The history of Independent India and its missile defence began in 1958 with the establishment of the Special Weapons Development Team (SWDT). This later transformed into the Defence Research & Development Laboratory (DRDL), which spearheaded one of the most iconic missile programs, the Integrated Guided Missiles Development Programme (IGMDP).
As India celebrates 75 years of Independence, it is time to look at how the missile programme of the country came to be where it is today.
Sleeping Giants: How Few Carried Dreams of a Nation
As the SWDT transformed into DRDL and then with the Defence Research and Development Organisation (DRDO) setup, India began Projects Devil and Valiant to reverse engineer a Soviet guided missile and develop inter-continental ballistic missiles, respectively. Even though both were discontinued before any success, they were instrumental in building the capacities of the DRDO, which began working on its guidance package.
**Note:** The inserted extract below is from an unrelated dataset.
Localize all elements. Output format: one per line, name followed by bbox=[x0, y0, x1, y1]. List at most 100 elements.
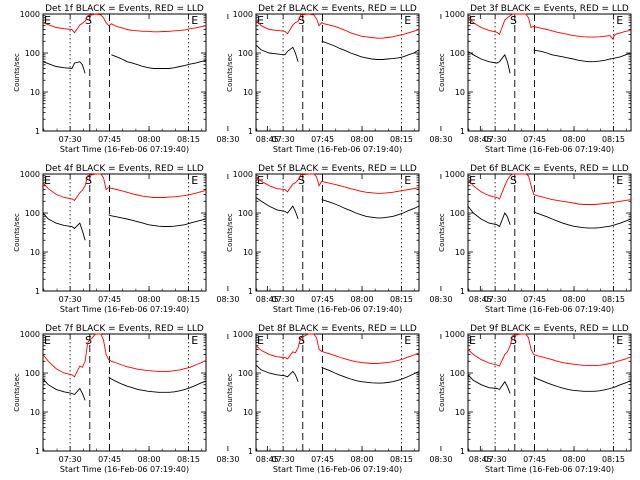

The double engine research into missile technology by DRDO and Indian Space Research Organisation (ISRO) meant that the decade of 1980s witnessed the country gaining significant ground in technology.
Based on the information in the public domain, ISRO’s SLV-3, the first orbital rocket of India, lent its first stage to the Agni-TD ballistic missile technological demonstration of the Agni missile family. Such an exciting development matured into the famous Integrated Guided Missile Development Program (IGMDP) by the missile man of India, former President Dr APJ Abdul Kalam.
Under IGMDP, four projects were established
Prithvi, the short-range surface-to-surface missile; Trishul, the short-range low-level surface-to-air missile; Akash, the medium-range surface-to-air missile; and, Nag, the third generation anti-tank missile.
Further, with the political push for nuclearisation, from the mid-1990s to the 21st century, DRDO developed Sagarika (submarine-launched ballistic missiles), BrahMos (cruise missiles) and Dhanush (a naval variant of Prithvi).
Unstoppable: How self-reliance emerged from international boycott
After the test of the Prithvi and Agni missiles, India was in the crosshairs of the Missile Technology Control Regime (MTCR). Subsequently, various imports that India depended upon were denied. The US denied phase shifters for the radars, while Germany denied magnesium alloy for the wings of Prithvi missiles. According to an expert who wished to remain anonymous, “Even France denied gyroscopes and accelerometers. Even private companies like Intel refused to give processors required by the computers for the rockets.”
However, necessity is the mother of invention. IGMDP built a consortium of DRDO laboratories, industries and academic institutions to plug the gaps. By 2011, India was self-reliant in end-to-end missile development and made state-of-the-art components indigenously.
March onwards: The future of Indian missiles
Although 2008 marked the official closure of IGMDP, a series of Agni and Prithvi missiles turned into independent projects. Of the Akash family, currently under development is the Akash-NG with an Active Electronically Scanned Array (AESA) Multifunction targeting radar. Meanwhile, the Nag family now exists in various versions: man-portable, helicopter-mounted, stand-off and IFV mounted.
The Prithvi family will be replaced by Prahar and Pranash solid fuel missiles, currently under testing. The Prithvi Defence Vehicle will likely see the Pralay missile as the upgrade. The Agni family has become an umbrella for various advanced missiles such as Agni-P, which can carry manoeuvrable reentry vehicles. Meanwhile, the longer-range Agni-IV and Agni-V have intercontinental ranges and multiple independently targetable reentry vehicles. Agni-VI is another intercontinental ballistic missile under development.
Ode to Dr Kalam
In an ode to Dr Kalam, the K Missile family was named. It is a family of submarine-launched ballistic missile variants of the Agni family.
In addition, India also has cruise missiles under BrahMos and Nirbhay. Astra is the 5th gen beyond-visual-range active radar homing air-to-air missile series. India also developed air defence missiles. The Prithvi Air Defence Mk 2 is slated to demonstrate anti-satellite capability.
Path to global leadership: What missiles India needs next?
With the advancements in missile technologies worldwide, there is a need to look beyond traditional setups and deployments and develop for evolving battlefields. One such capability duly missed by Indian forces is to engage targets in urban warfare settings. Globally, there is a push for precision drone-launched warheads. One such unique missile is the Hellfire R9X which deployed composite blades as a warhead to eliminate targets without collateral damage.
Further, the most recent acquisition of S-400 Triumf advanced surface-to-air missile defence system from Russia has exposed dependence on missile defence systems imports. India also procured Russian rocket launchers, cruise missiles and air-to-air missiles.
With the introduction of drones and satellites and how anti-tank missile systems dominated the ongoing Russian-Ukraine war, India needs to work on state-of-the-art systems to counter our adversaries and maintain an edge on the battlefield.